I’d be curious to know if any of those signals and features include crawling Google’s search results. If so, that could be a problem. Here’s why I think that’s possible:
Suspicious of their new rival, Google engineers set up random results on their site for a series of unlikely search terms, such as “hiybbprqag.” (Google arranged for the nonsense word to point to a Los Angeles theater seating plan on its search engine.)
“Within a couple weeks of starting this experiment, our inserted results started appearing in Bing,” Google said in a statement on its official blog Tuesday.
Evidently, Google thinks Bing could be doing something underhanded as well. Just looking at this story, it doesn’t look good for Bing.
I think competition is healthy. I certainly think Bing has a right to improve its search results and try almost anything that it thinks may help searchers find the information they are looking for. But if a nonsense search term invented by Google appears in Bing’s search results, that’s a huge red flag. I’m about 99.9999% sure that should never happen.
So why not 100% sure? Well, because of this response from Bing:
Bing gets “a small piece” of the data for its algorithm “from some of our customers, who opt-in to sharing anonymous data as they navigate the web in order to help us improve the experience for all users,” Shum said,
If some anonymous Google employee submitted the nonsense search result to Bing in hopes that it might make the company look bad, then that would be on Google. That would certainly be unfair and nefarious. Is that what happened? It’s possible given that Bing does allow for anonymous data sharing by its customers. If I were Google, I’d want to know just how Bing got that search result in its own results. If I were Bing, I’d definitely want to make sure the problem isn’t with my own internal processes.
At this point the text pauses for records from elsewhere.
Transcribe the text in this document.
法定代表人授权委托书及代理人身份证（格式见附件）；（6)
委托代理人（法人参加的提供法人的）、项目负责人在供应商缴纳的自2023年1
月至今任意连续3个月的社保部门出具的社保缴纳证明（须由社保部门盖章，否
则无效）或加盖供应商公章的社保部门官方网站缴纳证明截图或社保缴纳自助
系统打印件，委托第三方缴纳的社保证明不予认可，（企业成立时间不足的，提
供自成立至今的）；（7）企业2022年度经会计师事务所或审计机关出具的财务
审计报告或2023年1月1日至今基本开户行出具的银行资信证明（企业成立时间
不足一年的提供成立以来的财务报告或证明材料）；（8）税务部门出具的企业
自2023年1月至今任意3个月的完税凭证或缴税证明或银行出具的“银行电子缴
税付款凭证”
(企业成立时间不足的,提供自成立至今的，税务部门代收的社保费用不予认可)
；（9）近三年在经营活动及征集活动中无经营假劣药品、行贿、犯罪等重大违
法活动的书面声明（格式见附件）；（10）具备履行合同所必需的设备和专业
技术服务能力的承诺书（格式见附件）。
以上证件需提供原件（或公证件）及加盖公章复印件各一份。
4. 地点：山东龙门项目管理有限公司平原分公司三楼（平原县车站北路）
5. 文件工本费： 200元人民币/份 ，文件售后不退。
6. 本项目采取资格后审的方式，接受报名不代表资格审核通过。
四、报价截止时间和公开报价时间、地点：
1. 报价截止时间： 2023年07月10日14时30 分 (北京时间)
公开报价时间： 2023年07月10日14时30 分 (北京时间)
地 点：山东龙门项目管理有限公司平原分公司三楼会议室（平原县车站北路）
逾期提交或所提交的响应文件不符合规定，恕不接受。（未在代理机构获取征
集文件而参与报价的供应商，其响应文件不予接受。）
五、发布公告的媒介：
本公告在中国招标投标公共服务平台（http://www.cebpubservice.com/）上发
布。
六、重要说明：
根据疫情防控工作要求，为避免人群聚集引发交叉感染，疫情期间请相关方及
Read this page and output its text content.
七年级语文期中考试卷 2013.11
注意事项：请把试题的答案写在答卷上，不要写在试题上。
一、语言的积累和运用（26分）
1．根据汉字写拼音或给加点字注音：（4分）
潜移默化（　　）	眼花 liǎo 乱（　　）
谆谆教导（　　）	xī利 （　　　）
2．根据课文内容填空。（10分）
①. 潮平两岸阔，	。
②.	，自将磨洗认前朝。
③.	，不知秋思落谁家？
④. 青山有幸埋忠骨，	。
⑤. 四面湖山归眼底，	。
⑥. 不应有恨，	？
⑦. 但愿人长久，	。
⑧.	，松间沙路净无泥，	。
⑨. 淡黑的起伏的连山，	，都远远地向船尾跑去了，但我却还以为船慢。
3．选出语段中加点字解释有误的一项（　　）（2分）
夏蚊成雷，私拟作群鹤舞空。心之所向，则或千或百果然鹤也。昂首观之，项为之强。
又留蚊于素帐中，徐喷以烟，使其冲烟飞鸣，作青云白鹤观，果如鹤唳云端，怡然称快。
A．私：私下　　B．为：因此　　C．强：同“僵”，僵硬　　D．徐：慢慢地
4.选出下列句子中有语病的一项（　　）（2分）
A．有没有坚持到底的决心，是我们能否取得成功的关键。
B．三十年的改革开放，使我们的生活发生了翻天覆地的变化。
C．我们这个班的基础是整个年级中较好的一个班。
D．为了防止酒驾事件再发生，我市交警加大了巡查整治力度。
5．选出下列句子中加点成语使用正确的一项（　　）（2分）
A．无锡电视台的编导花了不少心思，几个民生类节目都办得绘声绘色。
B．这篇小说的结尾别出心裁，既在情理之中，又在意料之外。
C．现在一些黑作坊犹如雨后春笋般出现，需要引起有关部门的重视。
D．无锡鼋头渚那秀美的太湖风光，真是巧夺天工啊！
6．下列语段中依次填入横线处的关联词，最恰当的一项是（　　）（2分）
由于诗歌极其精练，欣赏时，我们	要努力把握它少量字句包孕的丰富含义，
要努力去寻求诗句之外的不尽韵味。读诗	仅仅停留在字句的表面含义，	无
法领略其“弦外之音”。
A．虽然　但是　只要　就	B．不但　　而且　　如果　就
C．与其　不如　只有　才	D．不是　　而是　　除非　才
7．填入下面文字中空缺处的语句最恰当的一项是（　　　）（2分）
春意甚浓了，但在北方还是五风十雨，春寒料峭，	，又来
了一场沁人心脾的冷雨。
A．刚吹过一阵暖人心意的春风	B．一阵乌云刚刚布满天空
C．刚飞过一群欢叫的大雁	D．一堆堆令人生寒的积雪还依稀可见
Both companies have a reason to ensure the truth comes out on this one.
Tags: bing, google, search, search results

I created a user on your site just so I could respond to this:
“If some anonymous Google employee submitted the nonsense search result to Bing in hopes that it might make the company look bad, then that would be on Google”
It wasn’t an anonymous employee. It was 20 engineers that used the Bing Bar opt-in clickstream data to manipulate Bing results. It was an intentional “bing bomb” that only “worked” because of the obscure keywords that Google used. It is spurious to call it copying. Google should be ashamed of themselves.
Rich,
Thanks for the clarification. The following story was published four minutes after this blog post of mine was published:
http://www.cbsnews.com/8301-501465_162-20030370-501465.html
It does confirm what you just said. Had I read Amit Singhal’s own blog post, published the day before, I’d have known that. I appreciate you stopping in to respond.
Hi Caroline,
I’m not sure why any of this is a problem. I suppose it’s true that Bing may look less robust or competent, or whatever, if it turns out they actually use Google results to help determine their own. On the other hand it could be argued that it would make Bing’s results more comprehensive – two for the price of one. Google sees no problem using other people’s content as the source for their empire. Why should their content be off limits to you or me or Bing?